Cheating husband will need support to cope with divorce

By Dear Abby


I have been separated from my husband, "Fred," for several months because of his infidelity. He is pushing to move back in together and has been very insecure and overly clingy. He constantly accuses me of not paying enough attention to him, no matter what I do or how much time I spend with him.

Fred and I have two children, so this has been difficult for all of us. But I'm frustrated with his disrespect for my space and seriously considering divorce. I want to tell him, but I'm worried about his reaction since he cries every time I mention anything that implies that I might "give up on us." He was married once before, and told me that he had to stay with his brother for a while afterward to make sure he wouldn't hurt himself.

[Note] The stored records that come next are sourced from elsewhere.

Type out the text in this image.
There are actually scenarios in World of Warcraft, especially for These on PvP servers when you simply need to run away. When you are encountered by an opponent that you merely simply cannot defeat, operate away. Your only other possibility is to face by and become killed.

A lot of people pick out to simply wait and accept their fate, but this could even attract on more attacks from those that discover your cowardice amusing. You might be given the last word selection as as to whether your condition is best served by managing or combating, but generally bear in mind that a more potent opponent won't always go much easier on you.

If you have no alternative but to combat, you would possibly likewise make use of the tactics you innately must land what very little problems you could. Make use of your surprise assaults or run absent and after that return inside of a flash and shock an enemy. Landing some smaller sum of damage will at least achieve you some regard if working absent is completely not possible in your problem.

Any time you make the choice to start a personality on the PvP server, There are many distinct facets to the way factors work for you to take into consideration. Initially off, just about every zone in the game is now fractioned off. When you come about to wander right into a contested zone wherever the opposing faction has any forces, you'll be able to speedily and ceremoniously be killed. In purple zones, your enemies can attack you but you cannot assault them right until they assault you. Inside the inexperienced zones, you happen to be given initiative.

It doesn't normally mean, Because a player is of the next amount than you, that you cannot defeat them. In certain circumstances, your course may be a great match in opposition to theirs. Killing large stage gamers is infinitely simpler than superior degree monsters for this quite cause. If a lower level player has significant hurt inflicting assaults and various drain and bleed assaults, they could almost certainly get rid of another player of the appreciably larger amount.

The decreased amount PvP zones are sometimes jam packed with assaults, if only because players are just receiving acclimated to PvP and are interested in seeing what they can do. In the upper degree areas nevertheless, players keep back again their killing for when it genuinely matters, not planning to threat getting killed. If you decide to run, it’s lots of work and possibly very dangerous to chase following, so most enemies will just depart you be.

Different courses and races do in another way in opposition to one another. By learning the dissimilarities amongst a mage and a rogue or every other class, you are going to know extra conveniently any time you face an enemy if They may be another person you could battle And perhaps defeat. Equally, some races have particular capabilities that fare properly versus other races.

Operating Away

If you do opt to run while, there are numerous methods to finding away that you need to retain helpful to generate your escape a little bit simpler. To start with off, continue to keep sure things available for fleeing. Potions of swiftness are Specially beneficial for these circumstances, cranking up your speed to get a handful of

His family lives 400 miles away, and he wants to visit them soon. Would it be wrong of me to call him while he's there and tell him it's over? I feel he'll need support when he gets the news, and I don't want him to be alone. He's a good father and good friend. I do love and care about him, and don't want him to do anything that will hurt himself or his children, but I can't stay married to someone who cheats on me. Any suggestions? -- TORN IN PIECES


To stay married to someone because you think he might hurt himself would be giving in to emotional blackmail. Fred is clingy and needy because he now realizes what his cheating may have cost him. Of course it's a turn-off.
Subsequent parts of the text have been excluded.